You can't just directly calculate the distance between two pixels in real world units.
You will need some more information which may be obtained in several ways:
- Considering the person is passing the camera almost horizontal (not walking away from or up to the camera) you may use the size of some object in the image that you know. E.g. if you know the length of the floor (seen on the image) the person is walking on you can easily correlate the relating walking distance. You may know this method from typical crime scene photographies, where a ruler of known size is placed next to the relevant obejcts.
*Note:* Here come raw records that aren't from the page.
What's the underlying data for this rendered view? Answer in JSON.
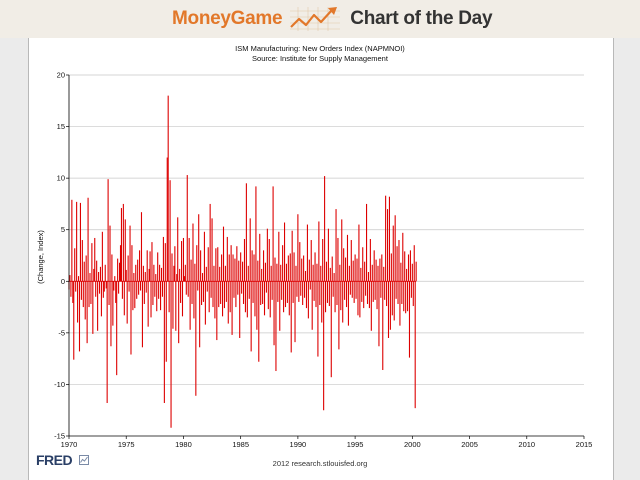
{
  "banner": {
    "brand_text": "MoneyGame",
    "brand_icon": "rising-line-chart-icon",
    "subtitle": "Chart of the Day",
    "brand_color": "#e2782a",
    "subtitle_color": "#333333"
  },
  "footer": {
    "logo_text": "FRED",
    "logo_icon": "fred-chart-icon",
    "credit": "2012 research.stlouisfed.org"
  },
  "colors": {
    "series": "#dd0000",
    "grid": "#c8c8c8",
    "axis": "#000000"
  },
  "chart_data": {
    "type": "line",
    "title": "ISM Manufacturing: New Orders Index (NAPMNOI)",
    "subtitle": "Source: Institute for Supply Management",
    "xlabel": "",
    "ylabel": "(Change, Index)",
    "xlim": [
      1970,
      2015
    ],
    "ylim": [
      -15,
      20
    ],
    "x_ticks": [
      "1970",
      "1975",
      "1980",
      "1985",
      "1990",
      "1995",
      "2000",
      "2005",
      "2010",
      "2015"
    ],
    "y_ticks": [
      "20",
      "15",
      "10",
      "5",
      "0",
      "-5",
      "-10",
      "-15"
    ],
    "grid": "horizontal",
    "legend": "none",
    "frequency": "monthly",
    "series": [
      {
        "start": "1970-01",
        "values": [
          -0.8,
          0.6,
          -1.5,
          7.9,
          -2.1,
          -7.6,
          3.2,
          -1.0,
          7.7,
          -4.0,
          0.5,
          -6.8,
          7.6,
          -1.8,
          4.0,
          -2.5,
          1.9,
          -3.7,
          2.5,
          -6.0,
          8.1,
          -2.5,
          0.8,
          -2.2,
          3.7,
          -5.1,
          1.2,
          4.2,
          -1.5,
          2.0,
          -4.8,
          0.9,
          -1.2,
          1.4,
          -3.4,
          4.8,
          -1.6,
          -1.0,
          1.6,
          -0.7,
          -11.8,
          9.9,
          -2.3,
          5.4,
          -6.3,
          2.6,
          -4.3,
          -0.9,
          0.5,
          -2.1,
          -9.1,
          2.2,
          -1.2,
          1.8,
          3.5,
          7.1,
          -1.7,
          7.5,
          -3.3,
          6.0,
          1.1,
          -4.1,
          2.5,
          -1.0,
          5.4,
          -7.1,
          3.5,
          -2.8,
          0.8,
          -2.6,
          1.6,
          -1.7,
          2.1,
          -1.3,
          3.0,
          -0.9,
          6.7,
          -6.4,
          1.5,
          -2.2,
          0.9,
          -1.1,
          3.0,
          -4.4,
          1.2,
          2.9,
          -3.5,
          3.8,
          -2.3,
          1.6,
          -1.5,
          0.7,
          -2.9,
          2.8,
          -1.7,
          1.6,
          -2.8,
          1.3,
          -1.5,
          4.3,
          -11.8,
          3.7,
          -7.8,
          12.0,
          18.0,
          -3.0,
          9.8,
          -14.2,
          2.7,
          -4.6,
          1.5,
          3.4,
          -4.8,
          0.7,
          6.2,
          -6.0,
          1.2,
          -2.1,
          3.9,
          -3.4,
          4.2,
          0.5,
          1.6,
          -1.3,
          10.3,
          -1.5,
          4.2,
          -4.7,
          2.1,
          -2.2,
          5.6,
          -3.6,
          1.7,
          -11.1,
          3.5,
          -0.9,
          6.5,
          -6.4,
          3.0,
          -2.3,
          0.8,
          -2.0,
          4.8,
          -4.2,
          1.4,
          -1.0,
          3.3,
          -3.0,
          7.5,
          -1.6,
          6.1,
          -2.5,
          1.5,
          -3.6,
          3.2,
          -5.7,
          3.3,
          -2.5,
          1.4,
          -2.2,
          2.6,
          -3.4,
          5.3,
          -2.6,
          1.5,
          -2.0,
          4.3,
          -4.1,
          2.6,
          -3.0,
          3.5,
          -5.2,
          2.6,
          -1.6,
          2.2,
          -2.5,
          3.4,
          -1.3,
          2.0,
          -5.5,
          2.8,
          -1.2,
          1.9,
          -2.2,
          4.1,
          -3.0,
          9.5,
          -3.5,
          1.5,
          -1.7,
          6.1,
          -6.8,
          3.0,
          -2.1,
          2.6,
          -3.4,
          9.2,
          -4.7,
          2.0,
          -7.8,
          4.6,
          -2.3,
          1.2,
          -2.2,
          3.0,
          -3.3,
          1.8,
          -1.1,
          5.1,
          -2.7,
          4.1,
          -3.5,
          1.5,
          -1.8,
          9.2,
          -6.2,
          2.3,
          -8.7,
          1.7,
          -2.0,
          4.8,
          -4.8,
          1.6,
          -1.8,
          3.5,
          -3.0,
          5.7,
          -2.5,
          1.7,
          -2.1,
          2.5,
          -3.3,
          2.7,
          -6.9,
          4.9,
          -2.1,
          2.8,
          -5.9,
          1.5,
          -1.5,
          6.5,
          -2.0,
          3.8,
          -1.4,
          2.2,
          -2.3,
          2.5,
          -1.6,
          1.0,
          -2.6,
          5.5,
          -3.6,
          2.1,
          -0.8,
          4.0,
          -4.7,
          1.6,
          -1.9,
          2.8,
          -2.5,
          1.7,
          -7.3,
          5.8,
          -2.3,
          1.5,
          -4.0,
          4.1,
          -12.5,
          10.2,
          -3.0,
          1.9,
          -2.1,
          5.1,
          -2.4,
          1.3,
          -9.3,
          2.4,
          -1.5,
          0.8,
          -3.0,
          7.0,
          -2.3,
          4.2,
          -6.6,
          1.6,
          -2.8,
          6.0,
          -4.0,
          3.2,
          -1.8,
          2.3,
          -2.5,
          4.5,
          -4.3,
          1.5,
          -1.3,
          4.0,
          -1.6,
          2.0,
          -2.1,
          2.6,
          -1.7,
          2.2,
          -3.3,
          5.5,
          -3.5,
          1.3,
          -2.0,
          3.3,
          -2.6,
          1.9,
          -1.4,
          7.5,
          -2.2,
          0.9,
          -2.6,
          4.1,
          -4.8,
          1.6,
          -2.0,
          3.0,
          -1.8,
          2.1,
          -2.7,
          1.5,
          -6.3,
          2.2,
          -1.6,
          2.6,
          -8.6,
          1.4,
          -1.8,
          8.3,
          -2.4,
          7.0,
          -5.5,
          8.2,
          -4.7,
          2.7,
          -3.3,
          5.4,
          -3.8,
          6.4,
          -1.7,
          3.4,
          -2.2,
          4.0,
          -4.3,
          1.8,
          -2.2,
          4.7,
          -2.9,
          2.9,
          -3.1,
          1.2,
          -2.9,
          2.6,
          -7.4,
          3.0,
          -1.6,
          1.7,
          -2.4,
          3.5,
          -12.3,
          1.9
        ]
      }
    ]
  }
}
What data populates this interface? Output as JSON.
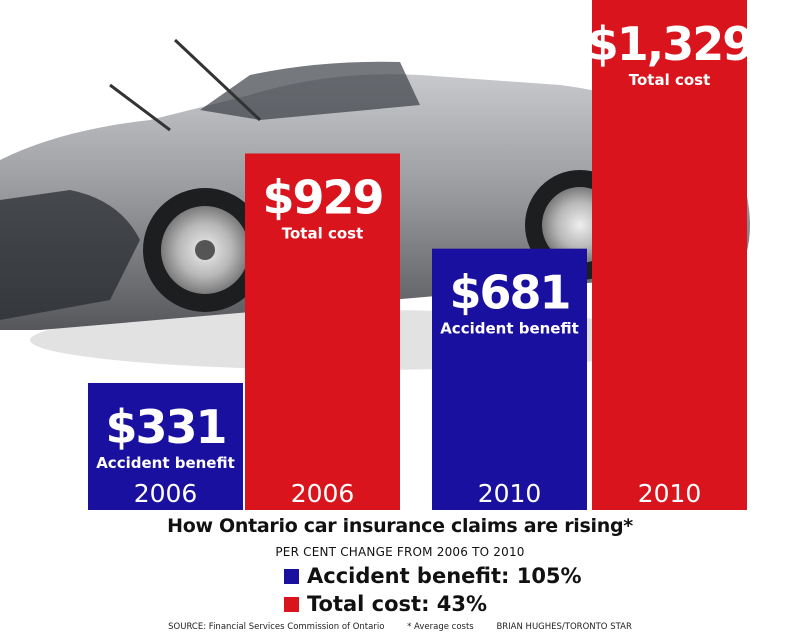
{
  "colors": {
    "accident_benefit": "#1a10a0",
    "total_cost": "#d9141c"
  },
  "background_image": "wrecked-convertible-car-photo",
  "chart_data": {
    "type": "bar",
    "categories": [
      "2006",
      "2006",
      "2010",
      "2010"
    ],
    "series": [
      {
        "name": "Accident benefit",
        "values": [
          331,
          null,
          681,
          null
        ],
        "data_labels": [
          "$331",
          null,
          "$681",
          null
        ],
        "label_captions": [
          "Accident benefit",
          null,
          "Accident benefit",
          null
        ]
      },
      {
        "name": "Total cost",
        "values": [
          null,
          929,
          null,
          1329
        ],
        "data_labels": [
          null,
          "$929",
          null,
          "$1,329"
        ],
        "label_captions": [
          null,
          "Total cost",
          null,
          "Total cost"
        ]
      }
    ],
    "title": "",
    "xlabel": "",
    "ylabel": "",
    "ylim": [
      0,
      1329
    ],
    "grid": false
  },
  "subtitle": "How Ontario car insurance claims are rising*",
  "per_cent_label": "PER CENT CHANGE FROM 2006 TO 2010",
  "legend": [
    {
      "label": "Accident benefit: 105%",
      "color": "#1a10a0"
    },
    {
      "label": "Total cost: 43%",
      "color": "#d9141c"
    }
  ],
  "footer": {
    "source": "SOURCE: Financial Services Commission of Ontario",
    "note": "* Average costs",
    "credit": "BRIAN HUGHES/TORONTO STAR"
  }
}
- Using some kind of depth information and camera parameters: You can use the depth information of an image to calculate distances and dimensions of objects in an images. Given the distance of an object and camera parameters (focal length) you can calculate the real world dimensions of an object a bit of geometry. Now this depth information may come from several sources: some depth camera which will give you the depth information directly or you can calculate the depth map if you're looking at the same scene from different position (e.g. with a stereo-camera setup). If you just have a video of a scene from on point of view you can use consecutive frames to calculate the depth information. The latter is also know as structure from motion:
http://en.wikipedia.org/wiki/Structure_from_motion[
^]
You should understand the pinhole-camera model which contains all the neccesary variables needed:
http://en.wikipedia.org/wiki/Pinhole_camera_model[
^]
There are of course many other ways if you can influence the recordings.